Notemos una cuestión importante, las reglas por defecto se aplican sólo si la conclusión de un razonamiento no puede derivarse deductivamente desde el conjunto de creencias relevantes. Luego tal conclusión sólo podrá derivarse en este caso si hay una regla por defecto que apoye su derivación. Esta idea captura las razones que hemos ofrecido, por las cuales los sistemas por defecto no son sistemas lógicos, ni alternos. A partir del cálculo de secuentes de Gentzen se ha señaldo que el conjunto de reglas de inferencia de un cálculo determina su versión de consecuencia. Así al integrar la teoría por defecto reglas lógicas y reglas anulables (reglas consistentes por contexto) su versión de consecuencia no satisface el conjunto de condiciones estructurales y (V') de consecuencia.

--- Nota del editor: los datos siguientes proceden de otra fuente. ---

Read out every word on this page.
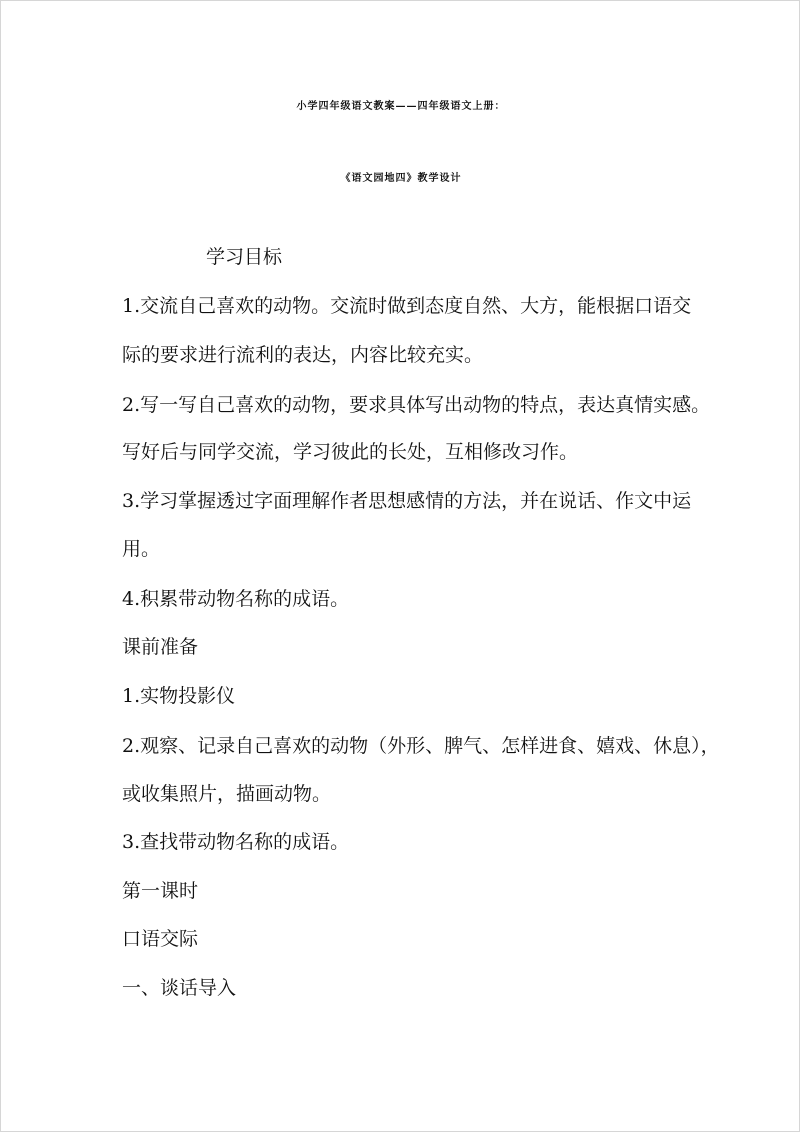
小学四年级语文教案——四年级语文上册：
《语文园地四》教学设计
学习目标
1.交流自己喜欢的动物。交流时做到态度自然、大方，能根据口语交
际的要求进行流利的表达，内容比较充实。
2.写一写自己喜欢的动物，要求具体写出动物的特点，表达真情实感。
写好后与同学交流，学习彼此的长处，互相修改习作。
3.学习掌握透过字面理解作者思想感情的方法，并在说话、作文中运
用。
4.积累带动物名称的成语。
课前准备
1.实物投影仪
2.观察、记录自己喜欢的动物（外形、脾气、怎样进食、嬉戏、休息），
或收集照片，描画动物。
3.查找带动物名称的成语。
第一课时
口语交际
一、谈话导入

La teoría por defecto es un sistema adaptativo mixto.
4.4 Consideraciones finales
La distinción entre los distintos sistemas formales puede trazarse a partir de dos aspectos:
1. Distinguiendo la manera en que se clausura las relaciones de consecuencia entre las diferentes oraciones de un sistema.

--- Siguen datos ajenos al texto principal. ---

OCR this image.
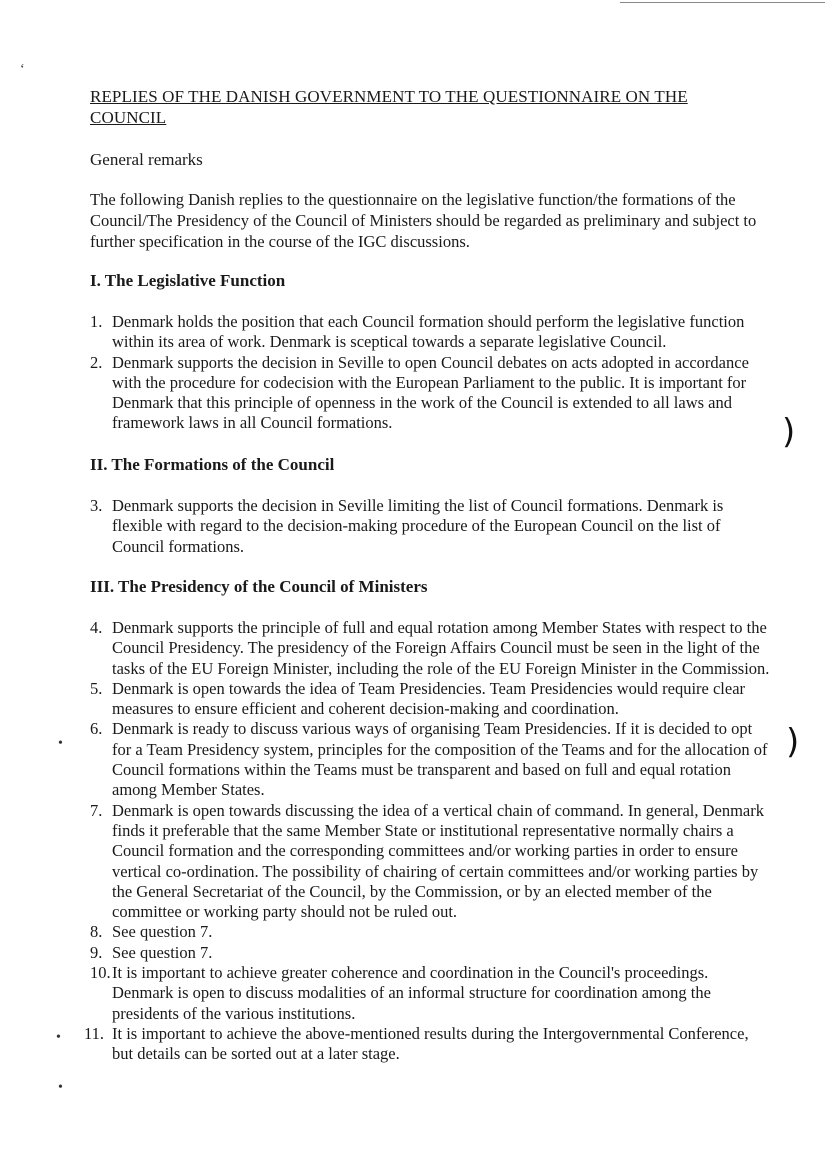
REPLIES OF THE DANISH GOVERNMENT TO THE QUESTIONNAIRE ON THE COUNCIL
General remarks
The following Danish replies to the questionnaire on the legislative function/the formations of the Council/The Presidency of the Council of Ministers should be regarded as preliminary and subject to further specification in the course of the IGC discussions.
I. The Legislative Function
1. Denmark holds the position that each Council formation should perform the legislative function within its area of work. Denmark is sceptical towards a separate legislative Council.
2. Denmark supports the decision in Seville to open Council debates on acts adopted in accordance with the procedure for codecision with the European Parliament to the public. It is important for Denmark that this principle of openness in the work of the Council is extended to all laws and framework laws in all Council formations.
II. The Formations of the Council
3. Denmark supports the decision in Seville limiting the list of Council formations. Denmark is flexible with regard to the decision-making procedure of the European Council on the list of Council formations.
III. The Presidency of the Council of Ministers
4. Denmark supports the principle of full and equal rotation among Member States with respect to the Council Presidency. The presidency of the Foreign Affairs Council must be seen in the light of the tasks of the EU Foreign Minister, including the role of the EU Foreign Minister in the Commission.
5. Denmark is open towards the idea of Team Presidencies. Team Presidencies would require clear measures to ensure efficient and coherent decision-making and coordination.
6. Denmark is ready to discuss various ways of organising Team Presidencies. If it is decided to opt for a Team Presidency system, principles for the composition of the Teams and for the allocation of Council formations within the Teams must be transparent and based on full and equal rotation among Member States.
7. Denmark is open towards discussing the idea of a vertical chain of command. In general, Denmark finds it preferable that the same Member State or institutional representative normally chairs a Council formation and the corresponding committees and/or working parties in order to ensure vertical co-ordination. The possibility of chairing of certain committees and/or working parties by the General Secretariat of the Council, by the Commission, or by an elected member of the committee or working party should not be ruled out.
8. See question 7.
9. See question 7.
10. It is important to achieve greater coherence and coordination in the Council's proceedings. Denmark is open to discuss modalities of an informal structure for coordination among the presidents of the various institutions.
11. It is important to achieve the above-mentioned results during the Intergovernmental Conference, but details can be sorted out at a later stage.
‘
•
•
•
)
)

2. Determinando si la relación de consecuencia de cada sistema es consistente con los criterios de reflexividad, monotonía, corte (criterios estructurales), y formalidad, normatividad, necesidad (criterios V').
Este trabajo ha desarrollado (1) y (2) para obtener los siguientes resultados:
i. existe la posibilidad de un pluralismo lógico a partir de la re-codificación de la relación de consecuencia lógica.

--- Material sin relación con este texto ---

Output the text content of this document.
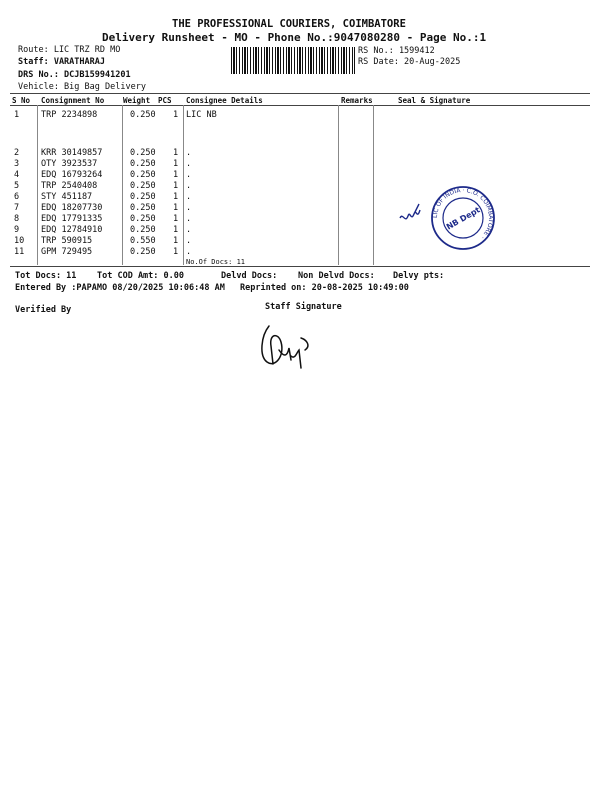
THE PROFESSIONAL COURIERS, COIMBATORE
Delivery Runsheet - MO - Phone No.:9047080280 - Page No.:1
Route: LIC TRZ RD MO
Staff: VARATHARAJ
DRS No.: DCJB159941201
Vehicle: Big Bag Delivery
RS No.: 1599412
RS Date: 20-Aug-2025
S No Consignment No	Weight PCS Consignee Details	Remarks	Seal & Signature
1	TRP 2234898	0.250 1 LIC NB
2	KRR 30149857	0.250 1 .
3	OTY 3923537	0.250 1 .
4	EDQ 16793264	0.250 1 .
5	TRP 2540408	0.250 1 .
6	STY 451187	0.250 1 .
7	EDQ 18207730	0.250 1 .
8	EDQ 17791335	0.250 1 .
9	EDQ 12784910	0.250 1 .
10 TRP 590915	0.550 1 .
11 GPM 729495	0.250 1 .
No.Of Docs: 11
LIC OF INDIA · C.O. COIMBATORE ·
NB Dept
Tot Docs: 11 Tot COD Amt: 0.00	Delvd Docs: Non Delvd Docs: Delvy pts:
Entered By :PAPAMO 08/20/2025 10:06:48 AM Reprinted on: 20-08-2025 10:49:00
Verified By	Staff Signature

ii. existe un pluralismo lógico sin rivalidad.
iii. los sistemas formales se dividen como miembros de uno de los siguientes grupos: Sistemas Lógicos, Alternativas, Sistemas adaptativos Mixtos.
El recorrido ha sido el siguiente. A partir de  Maciskek (2005) distinguimos diferentes sentidos de logicidad: Constantes lógicas o transparencia para expresiones; Consecuencia Lógica o neutralidad tópica;  Generalidad o universalidad de las Teorías Lógicas; Criterios sintácticos y semánticos de logicidad; y por último, Logicidad estructural. Nuestra propuesta suscribe esta última opción.
En lo referente a la noción de consecuencia lógica nos adentramos en  "Interpretaciones alternas de Consecuencia Lógica. Criterios estructurales y criterios (V')". Relacionamos a partir de Gabbay (1997) y Soler (2012) el tema de logicidad estructural con las versiones de consecuencia sintáctica y semántica estándar. Al tiempo,  hemos  relacionado  estas versiones con algunas aportaciones que han ofrecido Restall y Beall (2000) para delimitar dos nociones de consecuencia lógica: mundos posibles (preservación necesaria de verdad) y  modelo-teórica de Tarski (GTT).
A partir de este análisis, suscribimos las razones de Restall y Beall para defender una recodificación del concepto de consecuencia lógica y lo que se sigue de aquí, la variación del concepto de validez. Este resultado se encuentra a la base toda nuestra propuesta.
Lo más importante de nuestro trabajo es que, como consecuencia de los criterios de logicidad que hemos adoptado -estructurales y (V'), proponemos un pluralismo lógico sin rivalidad y desarrollamos nuestro original punto de vista, sobre Lógica,  Alternativas y Sistemas Adaptativos Mixtos.
Hemos incorporado un ejemplo de sistema Lógico a partir de la Lógica de Secuentes de Gentzen, uno de Alternativas con la presentación somera de algunos sistemas de Lógica Modal y finalmente un ejemplo de Sistemas Adaptativos Mixtos considerando la teoría por defecto (Default).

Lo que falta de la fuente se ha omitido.